Ted Forbes, owner of Picture 21 Studio, acknowledged the government's statement, but suggested that its handling of the spill, particularly the report, damaged the government's credibility on the matter.

"How can we settle on the information?" he asked. "I think the whole thing was not serious. There has been not a word on it since the screenings. And the screenings were not set up properly in the first place."

Forbes, who lives with his 23-year-old daughter, said before being connected to city water he and his daughter used the ground water to bathe in and wash food.

In a document titled "Report To The Nation: The Oil Spill in Marathon", the ministries of health and environment pledged to "continue testing and monitoring for the next several years under the advisement of international environmental consultants" and provide regular updates to the public.

The document said based on the health screenings there was "no significant adverse effects on the persons tested". But Lillian Russell, a resident of Old Trail Road for over 40 years, who was among the residents who were tested last year, said no officials have contacted her about further testing.

Despite the 'clean bill of health' statement, Russell said she is hoping to sell her home and move out of Marathon because of concerns about fumes and a potential spill in the future.

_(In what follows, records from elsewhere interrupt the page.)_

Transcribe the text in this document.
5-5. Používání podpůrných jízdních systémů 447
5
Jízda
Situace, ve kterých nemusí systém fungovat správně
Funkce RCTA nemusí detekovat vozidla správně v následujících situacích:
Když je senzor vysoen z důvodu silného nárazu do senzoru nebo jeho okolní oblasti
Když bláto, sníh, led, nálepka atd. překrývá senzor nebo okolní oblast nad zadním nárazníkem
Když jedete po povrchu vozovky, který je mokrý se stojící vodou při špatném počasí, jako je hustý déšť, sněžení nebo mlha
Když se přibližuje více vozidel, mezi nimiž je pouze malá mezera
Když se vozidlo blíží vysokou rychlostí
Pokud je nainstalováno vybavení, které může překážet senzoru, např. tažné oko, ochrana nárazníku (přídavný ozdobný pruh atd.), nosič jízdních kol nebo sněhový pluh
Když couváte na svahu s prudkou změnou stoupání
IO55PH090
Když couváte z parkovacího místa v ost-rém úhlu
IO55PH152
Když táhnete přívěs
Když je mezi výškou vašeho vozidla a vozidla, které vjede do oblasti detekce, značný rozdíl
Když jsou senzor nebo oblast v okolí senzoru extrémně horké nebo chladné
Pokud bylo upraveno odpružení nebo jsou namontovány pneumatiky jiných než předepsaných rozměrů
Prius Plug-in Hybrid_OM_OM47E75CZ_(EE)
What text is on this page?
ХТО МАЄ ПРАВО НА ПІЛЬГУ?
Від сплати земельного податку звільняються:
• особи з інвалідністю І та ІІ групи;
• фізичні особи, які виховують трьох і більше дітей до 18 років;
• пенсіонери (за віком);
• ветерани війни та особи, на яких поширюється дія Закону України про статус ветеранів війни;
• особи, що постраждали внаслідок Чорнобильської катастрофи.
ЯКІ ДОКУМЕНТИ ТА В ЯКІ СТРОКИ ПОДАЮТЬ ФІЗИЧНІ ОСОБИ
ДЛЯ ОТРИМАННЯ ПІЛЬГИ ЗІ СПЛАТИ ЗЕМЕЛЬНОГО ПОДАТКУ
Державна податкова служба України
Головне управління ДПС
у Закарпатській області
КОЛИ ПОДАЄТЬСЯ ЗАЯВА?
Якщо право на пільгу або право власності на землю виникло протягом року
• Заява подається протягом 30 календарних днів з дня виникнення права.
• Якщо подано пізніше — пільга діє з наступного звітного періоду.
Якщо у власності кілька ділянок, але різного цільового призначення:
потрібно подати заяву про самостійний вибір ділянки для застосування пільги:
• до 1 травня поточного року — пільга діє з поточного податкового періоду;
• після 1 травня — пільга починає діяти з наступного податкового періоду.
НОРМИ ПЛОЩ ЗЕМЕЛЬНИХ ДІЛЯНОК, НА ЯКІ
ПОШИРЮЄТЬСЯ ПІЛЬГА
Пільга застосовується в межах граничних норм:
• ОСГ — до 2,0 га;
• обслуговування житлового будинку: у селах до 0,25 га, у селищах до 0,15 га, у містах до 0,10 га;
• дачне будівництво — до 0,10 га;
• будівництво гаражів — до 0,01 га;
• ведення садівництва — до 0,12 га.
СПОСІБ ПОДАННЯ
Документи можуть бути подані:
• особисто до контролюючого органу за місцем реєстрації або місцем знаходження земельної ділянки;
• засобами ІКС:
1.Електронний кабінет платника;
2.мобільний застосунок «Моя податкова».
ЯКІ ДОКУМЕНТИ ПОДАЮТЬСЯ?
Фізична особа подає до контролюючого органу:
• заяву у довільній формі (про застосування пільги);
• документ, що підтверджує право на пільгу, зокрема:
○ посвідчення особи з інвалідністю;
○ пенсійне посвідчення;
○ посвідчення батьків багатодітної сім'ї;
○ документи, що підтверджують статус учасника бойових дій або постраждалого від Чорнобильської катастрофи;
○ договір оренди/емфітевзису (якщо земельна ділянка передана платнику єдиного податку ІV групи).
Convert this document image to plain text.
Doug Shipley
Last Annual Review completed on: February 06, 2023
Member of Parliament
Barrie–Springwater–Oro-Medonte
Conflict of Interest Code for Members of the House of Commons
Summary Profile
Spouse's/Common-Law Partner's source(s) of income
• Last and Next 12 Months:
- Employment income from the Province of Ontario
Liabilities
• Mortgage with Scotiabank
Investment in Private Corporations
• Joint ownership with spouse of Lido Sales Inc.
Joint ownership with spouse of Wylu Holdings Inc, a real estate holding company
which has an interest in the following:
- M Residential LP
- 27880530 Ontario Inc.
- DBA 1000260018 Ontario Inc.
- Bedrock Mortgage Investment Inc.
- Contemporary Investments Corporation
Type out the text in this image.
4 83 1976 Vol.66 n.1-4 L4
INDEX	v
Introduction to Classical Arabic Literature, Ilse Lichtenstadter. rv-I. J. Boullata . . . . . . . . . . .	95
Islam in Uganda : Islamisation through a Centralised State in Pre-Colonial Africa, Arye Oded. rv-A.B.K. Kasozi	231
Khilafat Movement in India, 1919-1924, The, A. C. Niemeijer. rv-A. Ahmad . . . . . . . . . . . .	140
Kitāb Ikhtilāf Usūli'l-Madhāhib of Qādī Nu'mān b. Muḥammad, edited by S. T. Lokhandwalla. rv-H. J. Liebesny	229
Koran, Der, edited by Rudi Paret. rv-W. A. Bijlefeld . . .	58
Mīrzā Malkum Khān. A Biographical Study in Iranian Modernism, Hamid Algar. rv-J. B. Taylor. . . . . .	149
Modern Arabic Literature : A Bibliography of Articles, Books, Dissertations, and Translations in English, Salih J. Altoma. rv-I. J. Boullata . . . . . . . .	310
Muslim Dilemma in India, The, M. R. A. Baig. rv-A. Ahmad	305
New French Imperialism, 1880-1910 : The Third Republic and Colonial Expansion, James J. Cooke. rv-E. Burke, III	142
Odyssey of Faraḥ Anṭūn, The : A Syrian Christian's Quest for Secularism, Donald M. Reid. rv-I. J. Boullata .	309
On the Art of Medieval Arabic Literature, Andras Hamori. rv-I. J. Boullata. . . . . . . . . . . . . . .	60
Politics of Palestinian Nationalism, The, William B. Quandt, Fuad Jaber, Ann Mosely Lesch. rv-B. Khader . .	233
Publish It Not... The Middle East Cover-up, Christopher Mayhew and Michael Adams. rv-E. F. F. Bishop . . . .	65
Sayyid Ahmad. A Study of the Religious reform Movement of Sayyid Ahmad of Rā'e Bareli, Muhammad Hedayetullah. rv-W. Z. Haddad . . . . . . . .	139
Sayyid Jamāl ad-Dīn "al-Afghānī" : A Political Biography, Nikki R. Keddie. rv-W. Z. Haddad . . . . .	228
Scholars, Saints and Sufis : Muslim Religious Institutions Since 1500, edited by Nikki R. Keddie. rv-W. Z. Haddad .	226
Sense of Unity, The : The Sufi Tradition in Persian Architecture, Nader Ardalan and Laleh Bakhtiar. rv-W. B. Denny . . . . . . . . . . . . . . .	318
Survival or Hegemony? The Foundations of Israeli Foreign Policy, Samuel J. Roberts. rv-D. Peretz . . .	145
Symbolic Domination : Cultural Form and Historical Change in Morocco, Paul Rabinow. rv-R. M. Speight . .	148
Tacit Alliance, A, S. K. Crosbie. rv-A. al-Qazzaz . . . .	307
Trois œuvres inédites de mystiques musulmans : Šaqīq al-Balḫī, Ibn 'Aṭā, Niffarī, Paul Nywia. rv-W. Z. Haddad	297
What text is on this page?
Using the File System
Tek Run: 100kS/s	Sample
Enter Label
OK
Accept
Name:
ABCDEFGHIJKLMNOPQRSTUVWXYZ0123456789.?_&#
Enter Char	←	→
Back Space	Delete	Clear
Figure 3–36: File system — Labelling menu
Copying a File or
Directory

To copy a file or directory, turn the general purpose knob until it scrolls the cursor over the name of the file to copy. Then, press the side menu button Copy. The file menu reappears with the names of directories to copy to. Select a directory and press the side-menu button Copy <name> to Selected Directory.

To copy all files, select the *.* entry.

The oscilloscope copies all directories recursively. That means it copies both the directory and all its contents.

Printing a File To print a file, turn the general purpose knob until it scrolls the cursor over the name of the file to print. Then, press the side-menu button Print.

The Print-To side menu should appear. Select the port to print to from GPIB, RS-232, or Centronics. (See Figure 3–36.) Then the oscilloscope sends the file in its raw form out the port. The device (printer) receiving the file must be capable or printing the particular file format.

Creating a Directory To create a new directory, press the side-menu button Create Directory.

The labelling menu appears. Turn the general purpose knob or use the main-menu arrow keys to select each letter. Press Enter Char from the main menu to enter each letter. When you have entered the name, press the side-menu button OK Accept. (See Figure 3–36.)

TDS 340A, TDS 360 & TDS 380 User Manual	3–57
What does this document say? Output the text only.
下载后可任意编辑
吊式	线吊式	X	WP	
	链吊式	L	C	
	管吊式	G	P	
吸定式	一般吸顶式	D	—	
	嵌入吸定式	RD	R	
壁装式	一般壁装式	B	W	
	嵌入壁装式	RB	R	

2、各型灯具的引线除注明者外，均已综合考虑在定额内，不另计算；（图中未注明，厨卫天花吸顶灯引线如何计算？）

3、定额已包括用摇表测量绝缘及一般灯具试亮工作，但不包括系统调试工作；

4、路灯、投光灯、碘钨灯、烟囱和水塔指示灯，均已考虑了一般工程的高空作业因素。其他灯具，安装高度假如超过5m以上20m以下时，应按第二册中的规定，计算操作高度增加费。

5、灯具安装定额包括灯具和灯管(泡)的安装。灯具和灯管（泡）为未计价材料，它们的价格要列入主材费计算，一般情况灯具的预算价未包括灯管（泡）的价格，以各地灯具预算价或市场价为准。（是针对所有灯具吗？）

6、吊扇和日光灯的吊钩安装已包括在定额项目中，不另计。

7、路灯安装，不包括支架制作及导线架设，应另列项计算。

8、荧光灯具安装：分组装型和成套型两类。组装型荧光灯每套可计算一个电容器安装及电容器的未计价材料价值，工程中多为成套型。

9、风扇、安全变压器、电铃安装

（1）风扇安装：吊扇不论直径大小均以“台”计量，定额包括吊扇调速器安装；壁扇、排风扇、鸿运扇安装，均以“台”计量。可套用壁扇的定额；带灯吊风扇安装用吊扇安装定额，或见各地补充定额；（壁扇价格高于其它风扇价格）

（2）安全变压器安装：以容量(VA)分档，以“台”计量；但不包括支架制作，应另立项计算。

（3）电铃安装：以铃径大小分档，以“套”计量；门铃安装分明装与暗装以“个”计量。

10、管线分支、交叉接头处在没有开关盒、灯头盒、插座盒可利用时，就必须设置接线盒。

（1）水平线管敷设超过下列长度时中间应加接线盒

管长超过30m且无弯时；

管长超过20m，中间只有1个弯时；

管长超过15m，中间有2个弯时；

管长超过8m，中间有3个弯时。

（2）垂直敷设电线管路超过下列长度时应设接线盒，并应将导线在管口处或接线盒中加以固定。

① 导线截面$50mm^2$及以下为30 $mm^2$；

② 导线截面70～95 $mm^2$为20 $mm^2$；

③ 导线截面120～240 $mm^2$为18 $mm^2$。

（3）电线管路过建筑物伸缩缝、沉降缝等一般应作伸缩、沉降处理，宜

"The testing was a waste of time as it would not prove anything, but like everything else we still got tested" Russell said. "... The government should be accountable for what it said it would do. Rubis has also gone back to being silent. Who knows what's going on."

Haslemere Road resident Trevor Sangster also insisted that without further testing in the months and years to come long-term health affects may go undetected until the eleventh hour.

"Don't just test once and just drop the ball there," he said. "Come back and let us know what's going on. We have been left out of the loop since day one and we don't know what's happening. They need to say x, y, and z is being done. As a community we ought to know."